Baca juga :  Brando Bantu Atasi Kekurangan APD di Sumbar

“Artinya apa, insting curiga publik itu lebih kuat ketimbang kesepahamannya terhadap data informasi yang ada. Ini harus ada perbaikan kedepan dalam mengemas informasi pas dan tepat untuk masyarakat luas,” ujar Suyatno.

Ketua Komisi Informasi Pusat Gede Narayana narasumber diskusi webinar menyampaikan topik pentingnya keterbukaan informasi di tengah pandemi.
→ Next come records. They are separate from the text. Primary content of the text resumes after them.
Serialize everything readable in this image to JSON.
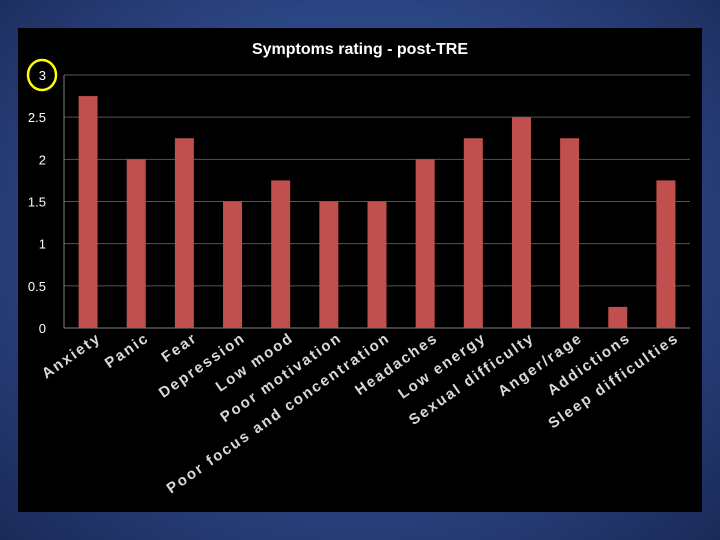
{
  "chart_data": {
    "type": "bar",
    "title": "Symptoms rating - post-TRE",
    "xlabel": "",
    "ylabel": "",
    "ylim": [
      0,
      3
    ],
    "yticks": [
      "0",
      "0.5",
      "1",
      "1.5",
      "2",
      "2.5",
      "3"
    ],
    "grid": true,
    "legend": "none",
    "categories": [
      "Anxiety",
      "Panic",
      "Fear",
      "Depression",
      "Low mood",
      "Poor motivation",
      "Poor focus and concentration",
      "Headaches",
      "Low energy",
      "Sexual difficulty",
      "Anger/rage",
      "Addictions",
      "Sleep difficulties"
    ],
    "values": [
      2.75,
      2,
      2.25,
      1.5,
      1.75,
      1.5,
      1.5,
      2,
      2.25,
      2.5,
      2.25,
      0.25,
      1.75
    ],
    "bar_color": "#c0504d",
    "highlight_tick": "3",
    "highlight_color": "#ffff00"
  }
}
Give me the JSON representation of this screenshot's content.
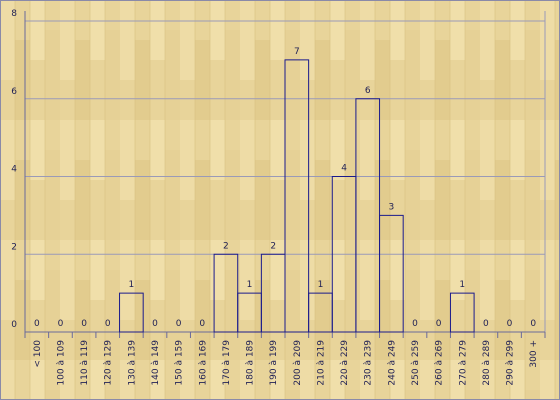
{
  "chart_data": {
    "type": "bar",
    "categories": [
      "< 100",
      "100 à 109",
      "110 à 119",
      "120 à 129",
      "130 à 139",
      "140 à 149",
      "150 à 159",
      "160 à 169",
      "170 à 179",
      "180 à 189",
      "190 à 199",
      "200 à 209",
      "210 à 219",
      "220 à 229",
      "230 à 239",
      "240 à 249",
      "250 à 259",
      "260 à 269",
      "270 à 279",
      "280 à 289",
      "290 à 299",
      "300 +"
    ],
    "values": [
      0,
      0,
      0,
      0,
      1,
      0,
      0,
      0,
      2,
      1,
      2,
      7,
      1,
      4,
      6,
      3,
      0,
      0,
      1,
      0,
      0,
      0
    ],
    "color": "#1a1a8c",
    "ylim": [
      0,
      8
    ],
    "yticks": [
      0,
      2,
      4,
      6,
      8
    ],
    "grid": true
  }
}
“Manfaat keterbukaan informasi adalah transparansi dan akuntabilitas di badan publik. KI  Pusat menilai saat pandemi negara dengan Gugus Tugasnya hadir dan informasi disampaikan sudah pas, tepat dan benar,” ujar Gede.

Ia menambahkan Komisioner KI harus bisa berkontribusi positif di saat covid-19 ini.
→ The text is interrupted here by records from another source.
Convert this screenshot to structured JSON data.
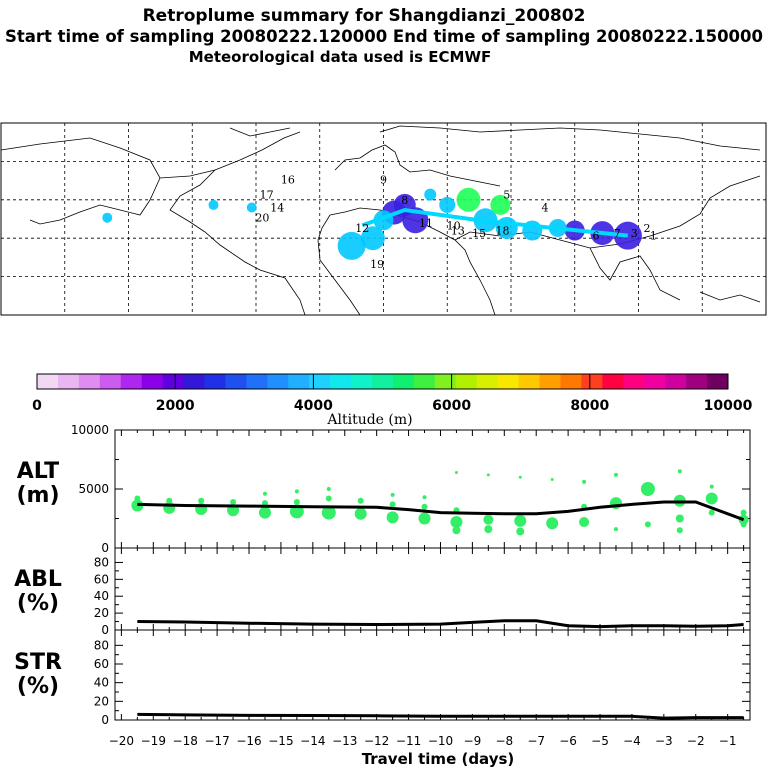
{
  "header": {
    "title": "Retroplume summary for Shangdianzi_200802",
    "sampling_line": "Start time of sampling 20080222.120000     End time of sampling 20080222.150000",
    "met_line": "Meteorological data used is ECMWF"
  },
  "map": {
    "labels": [
      {
        "t": "1",
        "lon": 127,
        "lat": 46
      },
      {
        "t": "2",
        "lon": 124,
        "lat": 49
      },
      {
        "t": "3",
        "lon": 118,
        "lat": 47
      },
      {
        "t": "4",
        "lon": 76,
        "lat": 57
      },
      {
        "t": "5",
        "lon": 58,
        "lat": 62
      },
      {
        "t": "6",
        "lon": 100,
        "lat": 46
      },
      {
        "t": "7",
        "lon": 110,
        "lat": 47
      },
      {
        "t": "8",
        "lon": 10,
        "lat": 60
      },
      {
        "t": "9",
        "lon": 0,
        "lat": 68
      },
      {
        "t": "10",
        "lon": 33,
        "lat": 50
      },
      {
        "t": "11",
        "lon": 20,
        "lat": 51
      },
      {
        "t": "12",
        "lon": -10,
        "lat": 49
      },
      {
        "t": "13",
        "lon": 35,
        "lat": 48
      },
      {
        "t": "14",
        "lon": -50,
        "lat": 57
      },
      {
        "t": "15",
        "lon": 45,
        "lat": 47
      },
      {
        "t": "16",
        "lon": -45,
        "lat": 68
      },
      {
        "t": "17",
        "lon": -55,
        "lat": 62
      },
      {
        "t": "18",
        "lon": 56,
        "lat": 48
      },
      {
        "t": "19",
        "lon": -3,
        "lat": 35
      },
      {
        "t": "20",
        "lon": -57,
        "lat": 53
      }
    ],
    "colors": {
      "high": "#1dff55",
      "mid": "#00c8ff",
      "low": "#3a1fe0"
    }
  },
  "colorbar": {
    "ticks": [
      "0",
      "2000",
      "4000",
      "6000",
      "8000",
      "10000"
    ],
    "label": "Altitude (m)",
    "colors": [
      "#f2d8f2",
      "#eab6f2",
      "#e08cf0",
      "#cc5cf0",
      "#b026f0",
      "#8c00e8",
      "#6000e0",
      "#3418d8",
      "#2030e8",
      "#2050f0",
      "#2070f8",
      "#2090ff",
      "#20b0ff",
      "#20d0ff",
      "#10e8ee",
      "#10f2c8",
      "#10f0a0",
      "#10f070",
      "#40f040",
      "#80f020",
      "#b0f000",
      "#d8f000",
      "#f8e800",
      "#ffc800",
      "#ffa000",
      "#ff7800",
      "#ff4020",
      "#ff0040",
      "#ff0080",
      "#f000a0",
      "#d000a0",
      "#a00080",
      "#700060"
    ]
  },
  "chart_data": [
    {
      "type": "scatter",
      "title": "ALT",
      "ylabel": "(m)",
      "xlabel": "Travel time (days)",
      "ylim": [
        0,
        10000
      ],
      "yticks": [
        "0",
        "5000",
        "10000"
      ],
      "xlim": [
        -20.2,
        -0.3
      ],
      "mean_line": {
        "x": [
          -19.5,
          -18,
          -16,
          -14,
          -12,
          -11,
          -10,
          -9,
          -8,
          -7,
          -6,
          -5,
          -4,
          -3,
          -2,
          -0.5
        ],
        "y": [
          3700,
          3600,
          3550,
          3500,
          3450,
          3250,
          3000,
          2950,
          2900,
          2900,
          3100,
          3450,
          3700,
          3900,
          3900,
          2400
        ]
      },
      "points": [
        {
          "x": -19.5,
          "y": 3600,
          "s": 6
        },
        {
          "x": -19.5,
          "y": 4200,
          "s": 3
        },
        {
          "x": -18.5,
          "y": 3400,
          "s": 6
        },
        {
          "x": -18.5,
          "y": 4000,
          "s": 3
        },
        {
          "x": -17.5,
          "y": 3300,
          "s": 6
        },
        {
          "x": -17.5,
          "y": 4000,
          "s": 3
        },
        {
          "x": -16.5,
          "y": 3200,
          "s": 6
        },
        {
          "x": -16.5,
          "y": 3900,
          "s": 3
        },
        {
          "x": -15.5,
          "y": 3000,
          "s": 6
        },
        {
          "x": -15.5,
          "y": 3800,
          "s": 3
        },
        {
          "x": -15.5,
          "y": 4600,
          "s": 2
        },
        {
          "x": -14.5,
          "y": 3100,
          "s": 7
        },
        {
          "x": -14.5,
          "y": 3900,
          "s": 3
        },
        {
          "x": -14.5,
          "y": 4800,
          "s": 2
        },
        {
          "x": -13.5,
          "y": 3000,
          "s": 7
        },
        {
          "x": -13.5,
          "y": 4200,
          "s": 3
        },
        {
          "x": -13.5,
          "y": 5000,
          "s": 2
        },
        {
          "x": -12.5,
          "y": 2900,
          "s": 6
        },
        {
          "x": -12.5,
          "y": 4000,
          "s": 3
        },
        {
          "x": -11.5,
          "y": 2600,
          "s": 6
        },
        {
          "x": -11.5,
          "y": 3700,
          "s": 3
        },
        {
          "x": -11.5,
          "y": 4500,
          "s": 2
        },
        {
          "x": -10.5,
          "y": 2500,
          "s": 6
        },
        {
          "x": -10.5,
          "y": 3500,
          "s": 3
        },
        {
          "x": -10.5,
          "y": 4300,
          "s": 2
        },
        {
          "x": -9.5,
          "y": 2200,
          "s": 6
        },
        {
          "x": -9.5,
          "y": 1500,
          "s": 4
        },
        {
          "x": -9.5,
          "y": 3200,
          "s": 3
        },
        {
          "x": -9.5,
          "y": 6400,
          "s": 1.5
        },
        {
          "x": -8.5,
          "y": 2400,
          "s": 5
        },
        {
          "x": -8.5,
          "y": 1600,
          "s": 4
        },
        {
          "x": -8.5,
          "y": 6200,
          "s": 1.5
        },
        {
          "x": -7.5,
          "y": 2300,
          "s": 6
        },
        {
          "x": -7.5,
          "y": 1400,
          "s": 4
        },
        {
          "x": -7.5,
          "y": 6000,
          "s": 1.5
        },
        {
          "x": -6.5,
          "y": 2100,
          "s": 6
        },
        {
          "x": -6.5,
          "y": 5800,
          "s": 1.5
        },
        {
          "x": -5.5,
          "y": 2200,
          "s": 5
        },
        {
          "x": -5.5,
          "y": 3500,
          "s": 3
        },
        {
          "x": -5.5,
          "y": 5600,
          "s": 2
        },
        {
          "x": -4.5,
          "y": 3800,
          "s": 6
        },
        {
          "x": -4.5,
          "y": 1600,
          "s": 2
        },
        {
          "x": -4.5,
          "y": 6200,
          "s": 2
        },
        {
          "x": -3.5,
          "y": 5000,
          "s": 7
        },
        {
          "x": -3.5,
          "y": 2000,
          "s": 3
        },
        {
          "x": -2.5,
          "y": 4000,
          "s": 6
        },
        {
          "x": -2.5,
          "y": 2500,
          "s": 4
        },
        {
          "x": -2.5,
          "y": 1500,
          "s": 3
        },
        {
          "x": -2.5,
          "y": 6500,
          "s": 2
        },
        {
          "x": -1.5,
          "y": 4200,
          "s": 6
        },
        {
          "x": -1.5,
          "y": 3000,
          "s": 3
        },
        {
          "x": -1.5,
          "y": 5200,
          "s": 2
        },
        {
          "x": -0.5,
          "y": 2400,
          "s": 5
        },
        {
          "x": -0.5,
          "y": 3000,
          "s": 3
        },
        {
          "x": -0.5,
          "y": 2000,
          "s": 3
        }
      ],
      "point_color": "#33ee66"
    },
    {
      "type": "line",
      "title": "ABL",
      "ylabel": "(%)",
      "ylim": [
        0,
        90
      ],
      "yticks": [
        "0",
        "20",
        "40",
        "60",
        "80"
      ],
      "x": [
        -19.5,
        -18,
        -16,
        -14,
        -12,
        -10,
        -9,
        -8,
        -7,
        -6,
        -5,
        -4,
        -3,
        -2,
        -1,
        -0.5
      ],
      "y": [
        10,
        9.5,
        8,
        7,
        6.5,
        7,
        9,
        11,
        11,
        5,
        4,
        5,
        5,
        4.5,
        5,
        6.5
      ]
    },
    {
      "type": "line",
      "title": "STR",
      "ylabel": "(%)",
      "ylim": [
        0,
        90
      ],
      "yticks": [
        "0",
        "20",
        "40",
        "60",
        "80"
      ],
      "x": [
        -19.5,
        -18,
        -16,
        -14,
        -12,
        -10,
        -8,
        -6,
        -4,
        -3,
        -2,
        -1,
        -0.5
      ],
      "y": [
        6,
        5.5,
        5,
        4.8,
        4.5,
        4,
        4,
        4,
        4,
        2,
        2.5,
        2.5,
        2.5
      ]
    }
  ],
  "xaxis": {
    "ticks": [
      "−20",
      "−19",
      "−18",
      "−17",
      "−16",
      "−15",
      "−14",
      "−13",
      "−12",
      "−11",
      "−10",
      "−9",
      "−8",
      "−7",
      "−6",
      "−5",
      "−4",
      "−3",
      "−2",
      "−1"
    ],
    "label": "Travel time (days)"
  }
}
“Tidak hanya komisioner semua elemen harus berkontribusi positif menghadapi Covid-19. Jangan membuat atau memantik kagaduhan yang tidak perlu, kita Komisi Informasi tugas kita apa pastikan keterbukaan informasi publik berdasarkan UU terlaksana di saat pandemi ini,” ujar Gede Narayana.

Corona Rintawan staf khusus BNPB menyebutkan coronavirus adalah mahkota dia mudah dihancurkan oleh penghancur lemak.

“Resep mencegah terpapar Covid-19 ini adalah physical distancing, pakai masker dan cuci tangan selalu,”  ujar Corona Rintawan.

Baca juga :  Penyandang Disabilitas Paling Terdampak COVID-19, Jangan Lupakan Mereka

Menurut Rony, moderator diskusi webinar, semberawut dan awut-awutan kondisi pandemi hari ini, pangkal semuanya adalah informasi.

“Ketika informasi itu tidak jelas dan tidak benar maka selama itulah pandemi ini semberawut penanganannya dan diterima publik,” ujar Roni.

Diskusi webinar berlangsung hangat dihadiri hampir seluruh Komisioner KI se Indonesia.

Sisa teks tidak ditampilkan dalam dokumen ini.